Re: Did gene's lack of nco's hurt believability of tng in early season
There were far worse offenses done by Roddenberry, or rather in his name, that did more damage to TNG in the early years than not having any non-coms.
Like what? B & B were the real damage inflictors
B&B didn't come to run the franchise until the mid-run of VOY. Let's not digress into yet another "discussion" of what those two did or didn't do to Trek. Here the OP was asking in regards to the early seasons, particularly one and two when Roddenberry had more direct input before he's health really started to decline.
Roddenberry, as has been documented in various Trek-related text and discussed here on these boards, was not a saint. By TNG, he fell into what I like to call "Ayn Rand Syndrome" where he grew to believe his own press and the accolades/worship that he got from Trekkies. He saw Trek not as a vehicle for good storytelling, but rather a platform for the so-called utopian vision that the media and fans stamped upon his creation. The early seasons, especially, smack of this philosophical soapbox.
His policy of "no conflict" hurt the characters and the series early on in that the TNG characters, with the exception of Data and Picard, felt like cyphers fulfilling a part rather than being distinct. Interchange any of them and the plot of the story doesn't change. Characters, and the audience, grow and learn through conflict and adversity. Piller tried to fix some of this, but the damage was done and the characters, for me, still felt like a function of plot rather than fully-developed people whose world-views and choices organically effect the plot. In other words, solutions came from tech rather than character. Unlike in TOS, where Kirk, Spock and McCoy's different outlooks allowed the plot to move and change because of who those people were. Those three, working together and occasionally disagreeing, allowed solutions to come from their choices rather than "reverse the polarity of the neutron flow."
Roddenberry, in the first season, allowed his lawyer to run amok which resulted in departure of David Gerrold and D.C. Fontana. Roddenberry, through his lawyer, didn't give Gerrold the proper credit for writing the TNG bible. Imagine if those two had stayed, we'd might have gotten better written science-fiction stories that didn't rely on technobabble as solution.

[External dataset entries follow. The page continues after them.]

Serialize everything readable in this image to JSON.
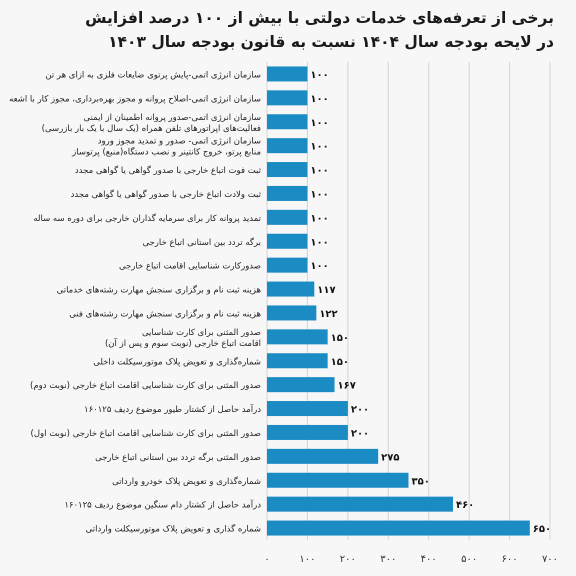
{
  "chart_data": {
    "type": "bar",
    "orientation": "horizontal",
    "title": "برخی از تعرفه‌های خدمات دولتی با بیش از ۱۰۰ درصد افزایش",
    "subtitle": "در لایحه بودجه سال ۱۴۰۴ نسبت به قانون بودجه سال ۱۴۰۳",
    "xlabel": "",
    "ylabel": "",
    "xlim": [
      0,
      700
    ],
    "grid": "vertical",
    "color": "#1b8bc4",
    "tick_values": [
      0,
      100,
      200,
      300,
      400,
      500,
      600,
      700
    ],
    "tick_labels": [
      "۰",
      "۱۰۰",
      "۲۰۰",
      "۳۰۰",
      "۴۰۰",
      "۵۰۰",
      "۶۰۰",
      "۷۰۰"
    ],
    "categories": [
      [
        "سازمان انرژی اتمی-پایش پرتوی ضایعات فلزی به ازای هر تن"
      ],
      [
        "سازمان انرژی اتمی-اصلاح پروانه و مجوز بهره‌برداری، مجوز کار با اشعه"
      ],
      [
        "سازمان انرژی اتمی-صدور پروانه اطمینان از ایمنی",
        "فعالیت‌های اپراتورهای تلفن همراه (یک سال با یک بار بازرسی)"
      ],
      [
        "سازمان انرژی اتمی- صدور و تمدید مجوز ورود",
        "منابع پرتو، خروج کانتینر و نصب دستگاه(منبع) پرتوساز"
      ],
      [
        "ثبت فوت اتباع خارجی با صدور گواهی یا گواهی مجدد"
      ],
      [
        "ثبت ولادت اتباع خارجی با صدور گواهی یا گواهی مجدد"
      ],
      [
        "تمدید پروانه کار برای سرمایه گذاران خارجی برای دوره سه ساله"
      ],
      [
        "برگه تردد بین استانی اتباع خارجی"
      ],
      [
        "صدورکارت شناسایی اقامت اتباع خارجی"
      ],
      [
        "هزینه ثبت نام و برگزاری سنجش مهارت رشته‌های خدماتی"
      ],
      [
        "هزینه ثبت نام و برگزاری سنجش مهارت رشته‌های فنی"
      ],
      [
        "صدور المثنی برای کارت شناسایی",
        "اقامت اتباع خارجی (نوبت سوم و پس از آن)"
      ],
      [
        "شماره‌گذاری و تعویض پلاک موتورسیکلت داخلی"
      ],
      [
        "صدور المثنی برای کارت شناسایی اقامت اتباع خارجی (نوبت دوم)"
      ],
      [
        "درآمد حاصل از کشتار طیور موضوع ردیف ۱۶۰۱۲۵"
      ],
      [
        "صدور المثنی برای کارت شناسایی اقامت اتباع خارجی (نوبت اول)"
      ],
      [
        "صدور المثنی برگه تردد بین استانی اتباع خارجی"
      ],
      [
        "شماره‌گذاری و تعویض پلاک خودرو وارداتی"
      ],
      [
        "درآمد حاصل از کشتار دام سنگین موضوع ردیف ۱۶۰۱۲۵"
      ],
      [
        "شماره گذاری و تعویض پلاک موتورسیکلت وارداتی"
      ]
    ],
    "values": [
      100,
      100,
      100,
      100,
      100,
      100,
      100,
      100,
      100,
      117,
      122,
      150,
      150,
      167,
      200,
      200,
      275,
      350,
      460,
      650
    ],
    "value_labels": [
      "۱۰۰",
      "۱۰۰",
      "۱۰۰",
      "۱۰۰",
      "۱۰۰",
      "۱۰۰",
      "۱۰۰",
      "۱۰۰",
      "۱۰۰",
      "۱۱۷",
      "۱۲۲",
      "۱۵۰",
      "۱۵۰",
      "۱۶۷",
      "۲۰۰",
      "۲۰۰",
      "۲۷۵",
      "۳۵۰",
      "۴۶۰",
      "۶۵۰"
    ]
  }
}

Speaking of which, Roddenberry in early statements stated that he didn't want to work with SF writers because he'd worked with them before on TOS and found that many of them couldn't write television or were difficult to work with. Instead, he surrounded himself with television writers like Maurice Hurley, who in interviews has always come across as a little too Hollywood, in the early seasons.

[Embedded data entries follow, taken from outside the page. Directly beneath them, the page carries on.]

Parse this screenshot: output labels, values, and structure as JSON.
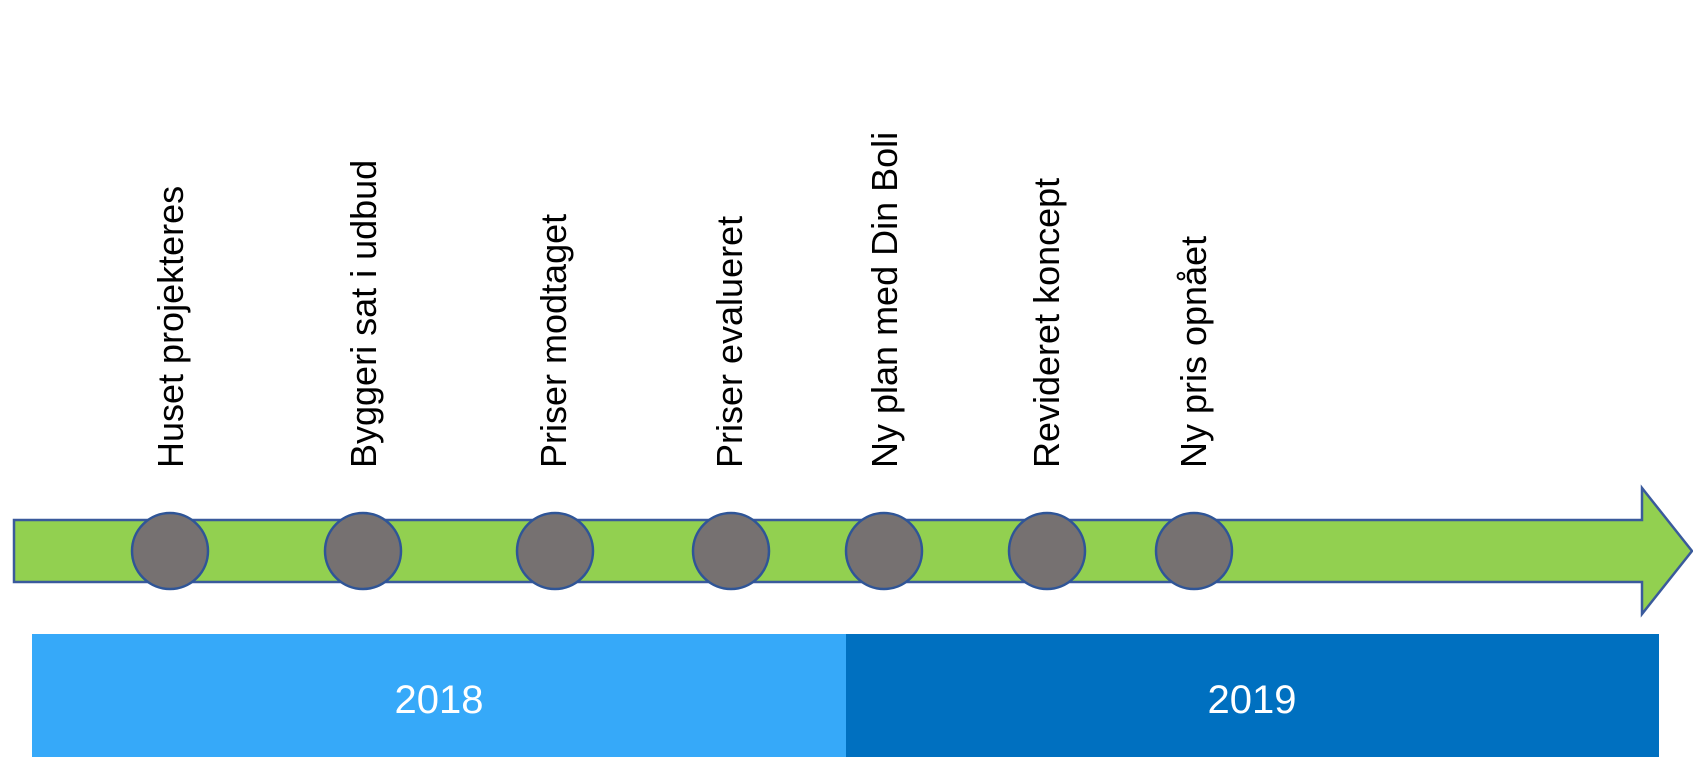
{
  "colors": {
    "arrow_fill": "#92d050",
    "arrow_stroke": "#3a5a9c",
    "marker_fill": "#767171",
    "marker_stroke": "#2f5597",
    "year_2018": "#36a9f9",
    "year_2019": "#0070c0",
    "year_text": "#ffffff"
  },
  "milestones": [
    {
      "label": "Huset projekteres"
    },
    {
      "label": "Byggeri sat i udbud"
    },
    {
      "label": "Priser modtaget"
    },
    {
      "label": "Priser evalueret"
    },
    {
      "label": "Ny plan med Din Boli"
    },
    {
      "label": "Revideret koncept"
    },
    {
      "label": "Ny pris opnået"
    }
  ],
  "years": [
    {
      "label": "2018"
    },
    {
      "label": "2019"
    }
  ]
}
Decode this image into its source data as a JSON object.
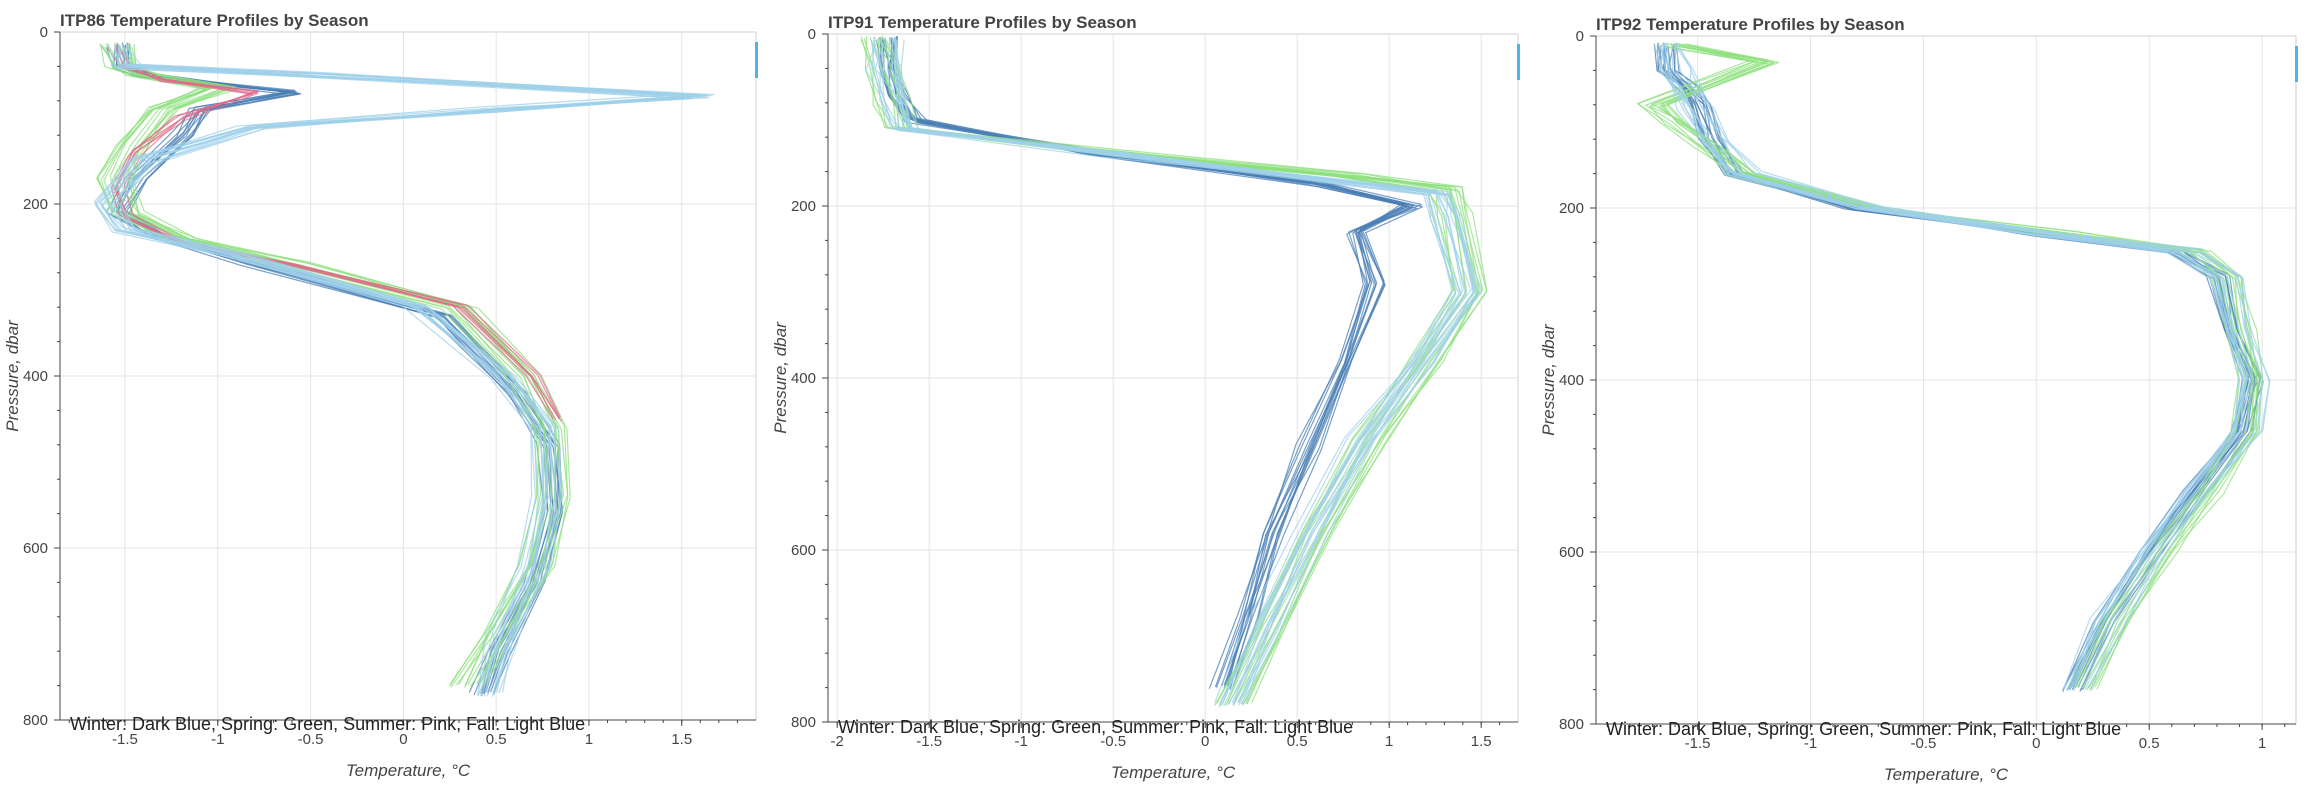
{
  "chart_data": [
    {
      "type": "line",
      "title": "ITP86 Temperature Profiles by Season",
      "xlabel": "Temperature, °C",
      "ylabel": "Pressure, dbar",
      "xlim": [
        -1.85,
        1.9
      ],
      "ylim": [
        0,
        800
      ],
      "y_inverted": true,
      "xticks": [
        -1.5,
        -1,
        -0.5,
        0,
        0.5,
        1,
        1.5
      ],
      "xtick_labels": [
        "-1.5",
        "-1",
        "-0.5",
        "0",
        "0.5",
        "1",
        "1.5"
      ],
      "yticks": [
        0,
        200,
        400,
        600,
        800
      ],
      "ytick_labels": [
        "0",
        "200",
        "400",
        "600",
        "800"
      ],
      "grid": true,
      "legend_note": "Winter: Dark Blue,    Spring: Green,    Summer: Pink,    Fall: Light Blue",
      "series": [
        {
          "color": "#4a7fb5",
          "spread": 0.06,
          "count": 12,
          "x": [
            -1.52,
            -1.52,
            -1.4,
            -0.6,
            -1.1,
            -1.2,
            -1.45,
            -1.55,
            -1.3,
            -0.8,
            0.2,
            0.6,
            0.78,
            0.8,
            0.7,
            0.5,
            0.42
          ],
          "y": [
            15,
            40,
            50,
            70,
            90,
            120,
            170,
            210,
            240,
            270,
            330,
            420,
            480,
            560,
            640,
            720,
            770
          ]
        },
        {
          "color": "#8ee07d",
          "spread": 0.08,
          "count": 14,
          "x": [
            -1.55,
            -1.5,
            -1.4,
            -1.0,
            -1.3,
            -1.45,
            -1.55,
            -1.5,
            -1.2,
            -0.6,
            0.3,
            0.65,
            0.78,
            0.8,
            0.72,
            0.5,
            0.35
          ],
          "y": [
            15,
            40,
            50,
            65,
            90,
            130,
            170,
            210,
            240,
            270,
            320,
            400,
            460,
            540,
            620,
            700,
            760
          ]
        },
        {
          "color": "#e06b8a",
          "spread": 0.05,
          "count": 6,
          "x": [
            -1.55,
            -1.5,
            -1.3,
            -0.8,
            -1.2,
            -1.45,
            -1.55,
            -1.5,
            -1.2,
            -0.6,
            0.3,
            0.7,
            0.82
          ],
          "y": [
            15,
            40,
            55,
            70,
            100,
            140,
            180,
            215,
            245,
            270,
            320,
            400,
            450
          ]
        },
        {
          "color": "#9fd0ea",
          "spread": 0.08,
          "count": 14,
          "x": [
            -1.52,
            -1.5,
            -0.5,
            1.6,
            0.5,
            -0.8,
            -1.4,
            -1.6,
            -1.5,
            -0.9,
            0.1,
            0.55,
            0.75,
            0.78,
            0.72,
            0.55,
            0.45
          ],
          "y": [
            15,
            40,
            50,
            75,
            90,
            110,
            150,
            200,
            230,
            260,
            320,
            400,
            460,
            540,
            620,
            700,
            770
          ]
        }
      ]
    },
    {
      "type": "line",
      "title": "ITP91 Temperature Profiles by Season",
      "xlabel": "Temperature, °C",
      "ylabel": "Pressure, dbar",
      "xlim": [
        -2.05,
        1.7
      ],
      "ylim": [
        0,
        800
      ],
      "y_inverted": true,
      "xticks": [
        -2,
        -1.5,
        -1,
        -0.5,
        0,
        0.5,
        1,
        1.5
      ],
      "xtick_labels": [
        "-2",
        "-1.5",
        "-1",
        "-0.5",
        "0",
        "0.5",
        "1",
        "1.5"
      ],
      "yticks": [
        0,
        200,
        400,
        600,
        800
      ],
      "ytick_labels": [
        "0",
        "200",
        "400",
        "600",
        "800"
      ],
      "grid": true,
      "legend_note": "Winter: Dark Blue,    Spring: Green,    Summer: Pink,    Fall: Light Blue",
      "series": [
        {
          "color": "#4a7fb5",
          "spread": 0.07,
          "count": 14,
          "x": [
            -1.75,
            -1.75,
            -1.7,
            -1.6,
            -0.6,
            0.6,
            1.1,
            0.8,
            0.9,
            0.75,
            0.55,
            0.35,
            0.2,
            0.08
          ],
          "y": [
            5,
            40,
            70,
            100,
            140,
            175,
            200,
            230,
            290,
            380,
            480,
            580,
            680,
            760
          ]
        },
        {
          "color": "#8ee07d",
          "spread": 0.09,
          "count": 14,
          "x": [
            -1.8,
            -1.75,
            -1.7,
            -1.65,
            -0.4,
            0.8,
            1.3,
            1.35,
            1.45,
            1.2,
            0.9,
            0.6,
            0.35,
            0.15
          ],
          "y": [
            5,
            40,
            80,
            110,
            140,
            165,
            180,
            210,
            300,
            380,
            470,
            580,
            690,
            780
          ]
        },
        {
          "color": "#9fd0ea",
          "spread": 0.09,
          "count": 16,
          "x": [
            -1.75,
            -1.75,
            -1.7,
            -1.65,
            -0.5,
            0.7,
            1.25,
            1.3,
            1.4,
            1.15,
            0.85,
            0.55,
            0.3,
            0.12
          ],
          "y": [
            5,
            40,
            75,
            110,
            140,
            170,
            185,
            215,
            300,
            380,
            470,
            580,
            690,
            780
          ]
        }
      ]
    },
    {
      "type": "line",
      "title": "ITP92 Temperature Profiles by Season",
      "xlabel": "Temperature, °C",
      "ylabel": "Pressure, dbar",
      "xlim": [
        -1.95,
        1.15
      ],
      "ylim": [
        0,
        800
      ],
      "y_inverted": true,
      "xticks": [
        -1.5,
        -1,
        -0.5,
        0,
        0.5,
        1
      ],
      "xtick_labels": [
        "-1.5",
        "-1",
        "-0.5",
        "0",
        "0.5",
        "1"
      ],
      "yticks": [
        0,
        200,
        400,
        600,
        800
      ],
      "ytick_labels": [
        "0",
        "200",
        "400",
        "600",
        "800"
      ],
      "grid": true,
      "legend_note": "Winter: Dark Blue,    Spring: Green,    Summer: Pink,    Fall: Light Blue",
      "series": [
        {
          "color": "#4a7fb5",
          "spread": 0.05,
          "count": 14,
          "x": [
            -1.65,
            -1.65,
            -1.55,
            -1.5,
            -1.45,
            -1.35,
            -0.8,
            0.0,
            0.6,
            0.8,
            0.85,
            0.95,
            0.9,
            0.7,
            0.5,
            0.3,
            0.15
          ],
          "y": [
            10,
            40,
            60,
            80,
            120,
            160,
            200,
            230,
            250,
            280,
            340,
            400,
            460,
            530,
            600,
            680,
            760
          ]
        },
        {
          "color": "#8ee07d",
          "spread": 0.06,
          "count": 12,
          "x": [
            -1.6,
            -1.2,
            -1.7,
            -1.6,
            -1.45,
            -1.3,
            -0.7,
            0.1,
            0.7,
            0.85,
            0.9,
            0.95,
            0.92,
            0.75,
            0.55,
            0.35,
            0.2
          ],
          "y": [
            10,
            30,
            80,
            100,
            130,
            160,
            200,
            230,
            250,
            280,
            340,
            400,
            460,
            530,
            600,
            680,
            760
          ]
        },
        {
          "color": "#9fd0ea",
          "spread": 0.07,
          "count": 14,
          "x": [
            -1.62,
            -1.6,
            -1.55,
            -1.5,
            -1.42,
            -1.3,
            -0.75,
            0.05,
            0.65,
            0.85,
            0.9,
            0.98,
            0.93,
            0.72,
            0.52,
            0.33,
            0.18
          ],
          "y": [
            10,
            40,
            60,
            85,
            120,
            160,
            200,
            230,
            250,
            280,
            340,
            400,
            460,
            530,
            600,
            680,
            760
          ]
        }
      ]
    }
  ]
}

He also dictated that there be an A and B plot structure to TNG, but still kept the series relegated in 60s and 70s storytelling format whereas the one-hour drama had already become more sophisticated with shows such as
Hill Street Blues and
St. Elsewhere.
Roddenberry was a great visionary and I would've loved to have seen what Trek would've been like had he carried forward with the Trek 'verse from TMP, but he was a human. As such, he was fallible, as we all are, to his ego and his proclivities. The damage of his drug and alcohol use combined with his ailing health and his ego, did a lot more to hurt the first two seasons of TNG than not having seeing any NCOs.